The chunk allocator currently traps low-level usage of the OS allocation functions behind an interface without enough knobs on Windows. We would be far better served by just hyper-optimizing the 3 relevant allocators directly. In windows this would allow us to use MEM_RESERVE in the first 2 allocation passes and only use MEM_COMMIT in the last allocation where we get our final 1MiB chunk. This should be somewhat faster and might serve to alleviate some of the thread contention that is there currently.
We can do the same thing in jemalloc (the chunk allocation code is the same in both js and jemalloc).

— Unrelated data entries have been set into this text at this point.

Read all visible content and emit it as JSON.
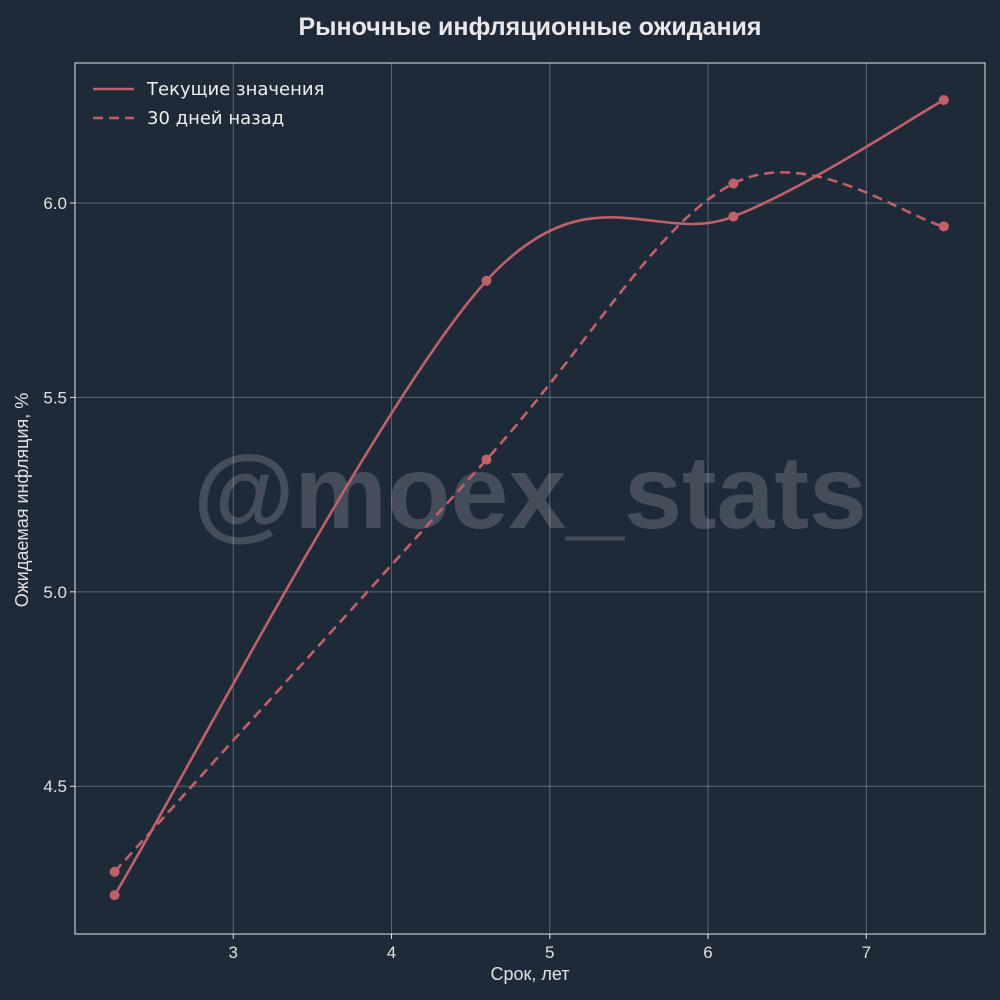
{
  "chart_data": {
    "type": "line",
    "title": "Рыночные инфляционные ожидания",
    "xlabel": "Срок, лет",
    "ylabel": "Ожидаемая инфляция, %",
    "xlim": [
      2.0,
      7.75
    ],
    "ylim": [
      4.12,
      6.36
    ],
    "x_ticks": [
      3,
      4,
      5,
      6,
      7
    ],
    "x_tick_labels": [
      "3",
      "4",
      "5",
      "6",
      "7"
    ],
    "y_ticks": [
      4.5,
      5.0,
      5.5,
      6.0
    ],
    "y_tick_labels": [
      "4.5",
      "5.0",
      "5.5",
      "6.0"
    ],
    "grid": true,
    "legend_position": "top-left",
    "watermark": "@moex_stats",
    "series": [
      {
        "name": "Текущие значения",
        "style": "solid",
        "color": "#c0616a",
        "points": [
          {
            "x": 2.25,
            "y": 4.22
          },
          {
            "x": 4.6,
            "y": 5.8
          },
          {
            "x": 6.16,
            "y": 5.965
          },
          {
            "x": 7.49,
            "y": 6.265
          }
        ]
      },
      {
        "name": "30 дней назад",
        "style": "dashed",
        "color": "#c0616a",
        "points": [
          {
            "x": 2.25,
            "y": 4.28
          },
          {
            "x": 4.6,
            "y": 5.34
          },
          {
            "x": 6.16,
            "y": 6.05
          },
          {
            "x": 7.49,
            "y": 5.94
          }
        ]
      }
    ]
  }
}
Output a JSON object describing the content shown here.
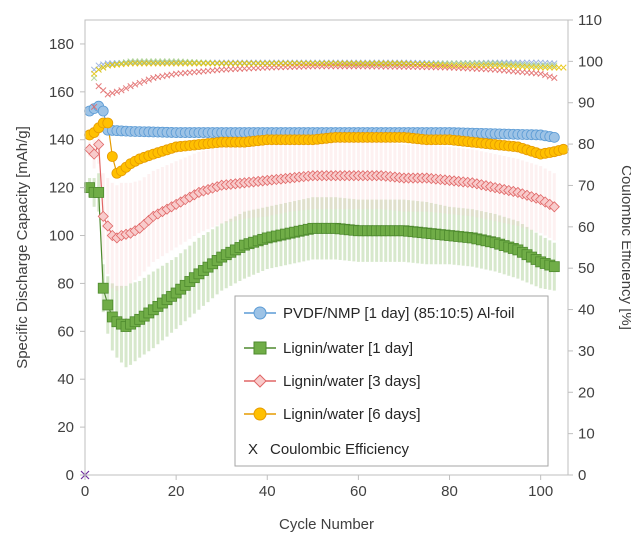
{
  "chart_data": {
    "type": "scatter",
    "xlabel": "Cycle Number",
    "ylabel": "Specific Discharge Capacity [mAh/g]",
    "y2label": "Coulombic Efficiency [%]",
    "xlim": [
      0,
      106
    ],
    "ylim": [
      0,
      190
    ],
    "y2lim": [
      0,
      110
    ],
    "x_ticks": [
      "0",
      "20",
      "40",
      "60",
      "80",
      "100"
    ],
    "x_tick_values": [
      0,
      20,
      40,
      60,
      80,
      100
    ],
    "y_ticks": [
      "0",
      "20",
      "40",
      "60",
      "80",
      "100",
      "120",
      "140",
      "160",
      "180"
    ],
    "y_tick_values": [
      0,
      20,
      40,
      60,
      80,
      100,
      120,
      140,
      160,
      180
    ],
    "y2_ticks": [
      "0",
      "10",
      "20",
      "30",
      "40",
      "50",
      "60",
      "70",
      "80",
      "90",
      "100",
      "110"
    ],
    "y2_tick_values": [
      0,
      10,
      20,
      30,
      40,
      50,
      60,
      70,
      80,
      90,
      100,
      110
    ],
    "legend_position": "bottom-right",
    "series": [
      {
        "name": "PVDF/NMP [1 day] (85:10:5) Al-foil",
        "marker": "circle",
        "color": "#9DC3E6",
        "edge": "#5B9BD5",
        "x": [
          1,
          2,
          3,
          4,
          5,
          10,
          20,
          30,
          40,
          50,
          60,
          70,
          80,
          90,
          100,
          103
        ],
        "y": [
          152,
          153,
          154,
          152,
          144,
          143.5,
          143,
          143,
          143,
          143,
          143,
          143,
          143,
          142.5,
          142,
          141
        ]
      },
      {
        "name": "Lignin/water [1 day]",
        "marker": "square",
        "color": "#70AD47",
        "edge": "#4E8A2E",
        "x": [
          1,
          2,
          3,
          4,
          5,
          6,
          7,
          8,
          9,
          10,
          12,
          15,
          20,
          25,
          30,
          35,
          40,
          45,
          50,
          55,
          60,
          65,
          70,
          75,
          80,
          85,
          90,
          95,
          100,
          103
        ],
        "y": [
          120,
          118,
          118,
          78,
          71,
          66,
          64,
          63,
          62,
          63,
          65,
          69,
          76,
          84,
          91,
          96,
          99,
          101,
          103,
          103,
          102,
          102,
          102,
          101,
          100,
          99,
          97,
          94,
          89,
          87
        ],
        "error": [
          4,
          6,
          8,
          10,
          12,
          14,
          15,
          16,
          17,
          17,
          16,
          16,
          15,
          15,
          14,
          14,
          13,
          13,
          13,
          13,
          13,
          13,
          13,
          13,
          12,
          12,
          12,
          12,
          11,
          10
        ]
      },
      {
        "name": "Lignin/water [3 days]",
        "marker": "diamond",
        "color": "#F8CBCB",
        "edge": "#E06666",
        "x": [
          1,
          2,
          3,
          4,
          5,
          6,
          7,
          8,
          10,
          12,
          15,
          20,
          25,
          30,
          35,
          40,
          45,
          50,
          55,
          60,
          65,
          70,
          75,
          80,
          85,
          90,
          95,
          100,
          103
        ],
        "y": [
          136,
          134,
          138,
          108,
          104,
          100,
          99,
          100,
          101,
          103,
          108,
          113,
          118,
          121,
          122,
          123,
          124,
          125,
          125,
          125,
          125,
          124,
          124,
          123,
          122,
          120,
          118,
          115,
          112
        ],
        "error": [
          3,
          6,
          8,
          18,
          20,
          22,
          22,
          22,
          21,
          20,
          19,
          18,
          17,
          16,
          15,
          15,
          14,
          14,
          14,
          14,
          14,
          14,
          14,
          14,
          14,
          14,
          14,
          14,
          14
        ]
      },
      {
        "name": "Lignin/water [6 days]",
        "marker": "circle",
        "color": "#FFC000",
        "edge": "#E69B00",
        "x": [
          1,
          2,
          3,
          4,
          5,
          6,
          7,
          8,
          10,
          12,
          15,
          20,
          25,
          30,
          35,
          40,
          45,
          50,
          55,
          60,
          65,
          70,
          75,
          80,
          85,
          90,
          95,
          100,
          103,
          105
        ],
        "y": [
          142,
          143,
          145,
          147,
          147,
          133,
          126,
          127,
          130,
          132,
          134,
          137,
          138,
          139,
          139,
          140,
          140,
          140,
          141,
          141,
          141,
          141,
          140,
          140,
          139,
          138,
          137,
          134,
          135,
          136
        ],
        "error": [
          2,
          2,
          2,
          2,
          2,
          2,
          2,
          2,
          2,
          2,
          2,
          2,
          2,
          2,
          2,
          2,
          2,
          2,
          2,
          2,
          2,
          2,
          2,
          2,
          2,
          2,
          2,
          2,
          2,
          2
        ]
      },
      {
        "name": "Coulombic Efficiency",
        "marker": "x",
        "axis": "right",
        "color": "#7F7F7F",
        "sub_series": [
          {
            "color": "#8FAADC",
            "x": [
              2,
              3,
              5,
              10,
              20,
              30,
              40,
              50,
              60,
              70,
              80,
              90,
              100,
              103
            ],
            "y": [
              98,
              99,
              99.5,
              99.7,
              99.7,
              99.7,
              99.7,
              99.7,
              99.7,
              99.7,
              99.5,
              99.7,
              99.7,
              99.5
            ]
          },
          {
            "color": "#A9D18E",
            "x": [
              2,
              3,
              5,
              10,
              20,
              30,
              40,
              50,
              60,
              70,
              80,
              90,
              100,
              103
            ],
            "y": [
              96,
              98,
              99,
              100,
              100,
              99.5,
              99.5,
              99.5,
              99.3,
              99.3,
              99.5,
              99.5,
              99,
              99
            ]
          },
          {
            "color": "#E06666",
            "x": [
              2,
              3,
              5,
              8,
              10,
              15,
              20,
              30,
              40,
              50,
              60,
              70,
              80,
              90,
              100,
              103
            ],
            "y": [
              89,
              94,
              92,
              93,
              94,
              96,
              97,
              98,
              98.5,
              98.8,
              98.8,
              98.7,
              98.5,
              98,
              97,
              96
            ]
          },
          {
            "color": "#E6C200",
            "x": [
              2,
              3,
              5,
              10,
              20,
              30,
              40,
              50,
              60,
              70,
              80,
              90,
              100,
              105
            ],
            "y": [
              97,
              98,
              99,
              99.5,
              99.5,
              99.5,
              99.5,
              99.5,
              99.5,
              99.5,
              99,
              99,
              98.5,
              98.5
            ]
          }
        ]
      }
    ]
  }
}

(In reply to Justin Lebar [:jlebar] from comment #1) > We can do the same thing in jemalloc (the chunk allocation code is the same > in both js and jemalloc). There are two complications related to the race here. The first is that this will race with any allocation in the system using the same path, even if it's behind the jemalloc spinlock (which we don't take anymore for performance reasons). The second is that jemalloc only uses this path for large (>1MiB) allocations that are aligned, and aligned on a > chunk size boundary. So we should, in practice, not be contending much, even with multiple threads doing normal malloc's like crazy in the background. Thus: while gross, this isn't really a problem for the JS engine, so much as it is for jemalloc, but only in rare cases (which is probably why it has not seen much love). What we have is clearly suboptimal, but it appears to mostly work okay for the moment. I think we should leave this alone for now, unless we have some specific test case or workload where this is killing us.
I'm not sure I follow, but are you saying that we rarely hit the case where we allocate 2mb and then re-allocate 1mb within it? This should be easy to test, no?
...I have no idea how much less expensive a MEM_RESERVE is than a MEM_COMMIT. If the difference is small, then there's not much room for improvement here.